BofA's redesigned envelopes are absent of their company's notorious logo. Something card holders say they look for when sorting their mail. "I threw away the statements month after month because I thought it was just junk. It looked like all the other junk solicitations I get and who has time to open up and scrutinize all that junk mail," says Meryl Brown of Tulsa.
Sure, statements that don't look like statements can cut down the chances your credit card bill will be swiped out of your mailbox by an identity thief.
But experts say consumers should worry about another problem related to the statements that are hiding in plain sight. And that the envelope makeover can lead to big credit troubles. Brown agrees. "I incurred late charges because by the time I realized I hadn't paid my bill one month, the payment was late."
So what prompted card issuers to make the envelope switch?
Scott Stevenson of EliminateIDTheft.com says delinquencies at credit card companies are mounting. Because of this, many issuers are outsourcing more of the servicing on these accounts to call centers and agencies. "These agencies are third-parties and are subject to the Federal Debt Collections Practice Act (FDCPA). As such, they are prevented from many techniques that are available to the original creditor. To avoid potential litigation and violations of this act which courts continue to expand the reach, agencies are sending statements out using plain white envelopes."
So BofA's quest to save a buck or two could actually cost consumers several FICO score points.
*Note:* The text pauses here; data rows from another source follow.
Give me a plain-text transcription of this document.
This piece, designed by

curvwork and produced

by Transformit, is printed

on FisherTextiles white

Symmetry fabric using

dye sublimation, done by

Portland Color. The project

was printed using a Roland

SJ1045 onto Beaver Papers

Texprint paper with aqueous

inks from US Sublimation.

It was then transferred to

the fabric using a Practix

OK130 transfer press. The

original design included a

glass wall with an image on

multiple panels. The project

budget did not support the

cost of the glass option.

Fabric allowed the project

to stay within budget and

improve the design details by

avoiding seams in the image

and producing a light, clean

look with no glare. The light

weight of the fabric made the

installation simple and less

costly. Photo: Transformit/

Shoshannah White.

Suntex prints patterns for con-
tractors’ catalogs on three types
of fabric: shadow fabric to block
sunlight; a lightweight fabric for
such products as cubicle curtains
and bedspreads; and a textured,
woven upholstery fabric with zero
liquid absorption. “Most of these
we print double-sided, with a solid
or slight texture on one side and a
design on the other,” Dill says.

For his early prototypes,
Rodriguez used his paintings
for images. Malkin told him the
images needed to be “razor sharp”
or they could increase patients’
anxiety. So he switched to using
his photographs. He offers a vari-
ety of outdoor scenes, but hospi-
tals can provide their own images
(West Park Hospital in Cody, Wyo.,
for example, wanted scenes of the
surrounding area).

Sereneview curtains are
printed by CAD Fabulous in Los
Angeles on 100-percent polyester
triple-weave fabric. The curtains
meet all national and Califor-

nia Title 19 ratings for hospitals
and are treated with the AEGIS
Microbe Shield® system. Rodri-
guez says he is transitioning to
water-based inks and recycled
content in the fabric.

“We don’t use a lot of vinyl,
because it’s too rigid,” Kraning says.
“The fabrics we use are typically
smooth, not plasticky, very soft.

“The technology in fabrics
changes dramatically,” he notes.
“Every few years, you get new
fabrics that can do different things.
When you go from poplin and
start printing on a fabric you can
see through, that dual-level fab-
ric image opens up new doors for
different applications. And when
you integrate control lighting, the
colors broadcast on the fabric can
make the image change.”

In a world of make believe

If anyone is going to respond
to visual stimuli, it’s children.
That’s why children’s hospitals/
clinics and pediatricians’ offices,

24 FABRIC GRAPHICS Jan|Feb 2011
"The obvious drawback for receiving these statements is that they are easily mistaken for junk mail or other unsolicited mail that consumers receive on a daily basis. Tearing these up and throwing them away without opening them can cause consumers to miss a payment, thus affecting payment history and, in turn, the credit score," Stevenson says.
And since payment history is responsible for about 35% of your credit score, a missed payment resulting from misunderstood "junk" can be costly.
Betty Reiss, spokesperson for Bank of America, says "Our statements include a notice on the envelope that says "statement enclosed" to alert customers and help ensure that it's not overlooked."
But critics caution that the somewhat-obscure blurb isn't enough.
Here's what you can do to keep unmarked bills from destroying your credit score.
- Choose a route that's safer than the Post Office, go paperless. Since most credit issuers provide historical statements online, this also lets you track purchases and expenditures.
- Open all your mail, even if you think it may be junk. Yes, it'll take an extra few minutes, but it could save you more than a few credit points.
- Make a list of all of your accounts and monthly expenses. Include the bill's due dates to remind yourself of when you should be dropping a payment in the mail, or hitting "pay now" to process an online payment.